Parity quantum numbers in the Density Matrix Renormalization Group

TL;DR

This paper introduces a new parity DMRG algorithm enabling the Level Spectroscopy method to identify quantum critical points in large one-dimensional systems, successfully locating BKT and Gaussian transitions and supporting Oshikawa's conjecture.

Contribution

A novel parity DMRG algorithm that allows Level Spectroscopy to analyze large systems with parity quantum numbers for the first time.

Findings

Successfully located BKT and Gaussian critical points.

First DMRG support for Oshikawa's conjecture.

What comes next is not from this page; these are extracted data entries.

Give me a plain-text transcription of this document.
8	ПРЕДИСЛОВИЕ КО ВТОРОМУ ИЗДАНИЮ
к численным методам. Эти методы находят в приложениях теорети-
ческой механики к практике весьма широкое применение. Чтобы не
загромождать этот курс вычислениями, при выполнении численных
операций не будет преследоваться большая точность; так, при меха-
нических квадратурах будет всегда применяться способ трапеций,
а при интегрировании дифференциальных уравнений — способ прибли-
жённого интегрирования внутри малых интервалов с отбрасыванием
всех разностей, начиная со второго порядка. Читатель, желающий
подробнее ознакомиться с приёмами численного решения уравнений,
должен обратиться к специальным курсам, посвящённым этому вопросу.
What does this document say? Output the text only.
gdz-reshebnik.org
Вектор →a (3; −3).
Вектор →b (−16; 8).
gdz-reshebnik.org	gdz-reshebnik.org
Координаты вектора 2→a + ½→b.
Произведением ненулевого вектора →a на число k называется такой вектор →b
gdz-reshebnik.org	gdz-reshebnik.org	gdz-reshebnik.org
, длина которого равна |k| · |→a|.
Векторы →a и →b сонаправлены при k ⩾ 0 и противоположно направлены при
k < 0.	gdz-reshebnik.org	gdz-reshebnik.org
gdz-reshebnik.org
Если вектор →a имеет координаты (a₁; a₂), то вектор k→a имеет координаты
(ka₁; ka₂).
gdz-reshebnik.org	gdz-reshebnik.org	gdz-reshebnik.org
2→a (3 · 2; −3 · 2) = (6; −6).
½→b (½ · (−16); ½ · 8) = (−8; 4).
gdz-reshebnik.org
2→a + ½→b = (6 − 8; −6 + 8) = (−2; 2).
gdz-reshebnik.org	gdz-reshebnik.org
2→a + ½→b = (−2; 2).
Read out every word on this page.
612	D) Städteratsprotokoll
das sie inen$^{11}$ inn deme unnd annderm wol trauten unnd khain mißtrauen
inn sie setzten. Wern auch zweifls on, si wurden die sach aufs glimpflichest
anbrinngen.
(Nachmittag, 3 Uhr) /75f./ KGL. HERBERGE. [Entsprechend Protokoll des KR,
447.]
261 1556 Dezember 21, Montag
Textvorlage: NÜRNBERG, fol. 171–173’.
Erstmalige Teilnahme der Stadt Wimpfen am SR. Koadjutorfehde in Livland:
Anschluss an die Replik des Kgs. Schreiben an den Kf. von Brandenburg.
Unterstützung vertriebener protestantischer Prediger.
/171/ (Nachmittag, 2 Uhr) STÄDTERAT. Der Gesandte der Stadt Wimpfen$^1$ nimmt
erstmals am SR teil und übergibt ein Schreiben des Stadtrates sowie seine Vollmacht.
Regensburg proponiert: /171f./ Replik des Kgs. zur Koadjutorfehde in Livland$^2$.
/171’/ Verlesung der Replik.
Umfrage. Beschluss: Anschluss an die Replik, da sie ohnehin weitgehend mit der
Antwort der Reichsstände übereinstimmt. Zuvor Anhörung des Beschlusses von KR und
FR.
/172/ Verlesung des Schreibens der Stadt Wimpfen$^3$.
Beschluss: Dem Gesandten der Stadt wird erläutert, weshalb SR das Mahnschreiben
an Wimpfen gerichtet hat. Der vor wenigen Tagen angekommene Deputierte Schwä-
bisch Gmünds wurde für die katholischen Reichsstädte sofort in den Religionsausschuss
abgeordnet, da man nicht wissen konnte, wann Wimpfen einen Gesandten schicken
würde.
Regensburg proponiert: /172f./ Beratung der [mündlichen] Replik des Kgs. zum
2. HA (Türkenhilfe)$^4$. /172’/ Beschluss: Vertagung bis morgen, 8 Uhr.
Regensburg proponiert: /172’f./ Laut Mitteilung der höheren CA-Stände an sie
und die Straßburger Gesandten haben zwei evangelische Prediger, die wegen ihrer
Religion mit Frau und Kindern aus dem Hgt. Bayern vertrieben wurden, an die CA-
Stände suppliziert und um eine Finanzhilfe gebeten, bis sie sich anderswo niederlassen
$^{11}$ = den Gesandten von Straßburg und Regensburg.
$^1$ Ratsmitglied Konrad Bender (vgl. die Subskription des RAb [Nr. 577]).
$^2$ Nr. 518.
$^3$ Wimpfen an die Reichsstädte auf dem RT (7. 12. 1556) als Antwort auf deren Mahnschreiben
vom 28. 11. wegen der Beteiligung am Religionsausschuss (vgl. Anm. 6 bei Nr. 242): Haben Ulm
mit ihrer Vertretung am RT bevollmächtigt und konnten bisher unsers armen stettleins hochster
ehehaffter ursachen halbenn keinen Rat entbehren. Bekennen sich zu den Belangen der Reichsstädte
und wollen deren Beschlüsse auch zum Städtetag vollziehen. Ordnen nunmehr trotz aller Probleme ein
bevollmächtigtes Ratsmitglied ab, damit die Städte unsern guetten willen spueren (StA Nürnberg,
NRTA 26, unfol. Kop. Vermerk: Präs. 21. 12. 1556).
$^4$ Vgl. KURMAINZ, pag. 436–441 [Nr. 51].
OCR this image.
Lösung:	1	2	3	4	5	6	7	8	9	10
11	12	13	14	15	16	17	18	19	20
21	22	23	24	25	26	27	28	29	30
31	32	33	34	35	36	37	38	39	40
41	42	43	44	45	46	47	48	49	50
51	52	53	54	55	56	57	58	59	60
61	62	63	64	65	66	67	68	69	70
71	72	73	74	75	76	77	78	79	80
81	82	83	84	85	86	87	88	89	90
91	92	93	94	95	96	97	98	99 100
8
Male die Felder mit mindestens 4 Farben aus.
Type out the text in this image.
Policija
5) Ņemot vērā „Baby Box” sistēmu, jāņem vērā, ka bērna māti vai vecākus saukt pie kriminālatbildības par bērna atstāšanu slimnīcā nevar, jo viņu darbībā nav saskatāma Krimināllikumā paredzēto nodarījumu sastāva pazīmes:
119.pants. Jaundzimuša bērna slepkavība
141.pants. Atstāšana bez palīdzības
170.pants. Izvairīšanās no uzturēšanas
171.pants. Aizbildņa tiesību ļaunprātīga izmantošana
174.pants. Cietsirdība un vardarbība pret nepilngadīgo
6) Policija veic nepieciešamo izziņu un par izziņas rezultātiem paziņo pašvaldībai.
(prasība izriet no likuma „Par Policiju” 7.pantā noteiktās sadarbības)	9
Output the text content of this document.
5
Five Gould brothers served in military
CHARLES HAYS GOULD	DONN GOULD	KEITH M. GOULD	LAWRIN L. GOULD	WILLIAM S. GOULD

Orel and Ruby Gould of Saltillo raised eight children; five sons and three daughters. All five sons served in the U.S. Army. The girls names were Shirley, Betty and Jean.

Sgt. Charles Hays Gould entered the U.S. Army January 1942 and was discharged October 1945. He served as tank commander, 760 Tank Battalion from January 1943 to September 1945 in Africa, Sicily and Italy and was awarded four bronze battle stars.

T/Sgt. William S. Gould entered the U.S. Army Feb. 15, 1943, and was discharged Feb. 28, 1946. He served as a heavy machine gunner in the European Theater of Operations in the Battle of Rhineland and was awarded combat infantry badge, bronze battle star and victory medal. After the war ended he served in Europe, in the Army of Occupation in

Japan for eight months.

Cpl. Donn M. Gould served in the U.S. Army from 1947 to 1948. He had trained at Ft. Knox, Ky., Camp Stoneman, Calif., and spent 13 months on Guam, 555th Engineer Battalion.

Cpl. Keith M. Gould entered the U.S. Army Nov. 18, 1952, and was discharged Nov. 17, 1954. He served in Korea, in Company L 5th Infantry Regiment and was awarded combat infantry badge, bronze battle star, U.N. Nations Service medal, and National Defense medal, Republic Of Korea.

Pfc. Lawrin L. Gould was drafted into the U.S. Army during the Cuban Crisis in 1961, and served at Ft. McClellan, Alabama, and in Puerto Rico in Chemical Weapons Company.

Enhanced ability to study quantum phase transitions.

Abstract

In strongly correlated systems, numerical algorithms taking parity quantum numbers into account are used not only for accelerating computation by reducing the Hilbert space but also for particular manipulations such as the Level Spectroscopy (LS) method. By comparing energy difference between different parity quantum numbers, the LS method is a crucial technique used in identifying quantum critical points of Gaussian and Berezinsky-Kosterlitz-Thouless (BKT) type quantum phase transitions. These transitions that occur in many one-dimensional systems are usually difficult to study numerically. Although the LS method is an effective strategy to locate critical points, it has been lacked an algorithm that can manage large systems with parity quantum numbers. Here a new parity Density Matrix Renormalization Group (DMRG) algorithm is discussed. The LS method is the first time performed by DMRG in the S=2 XXZ spin chain with uniaxial anisotropy. Quantum critical points of BKT and Gaussian transitions can be located well. Thus, the LS method becomes a very powerful tool for BKT and Gaussian transitions. In addition, Oshikawa's conjecture in 1992 on the presence of an intermediate phase in the present model is the first time supported by DMRG.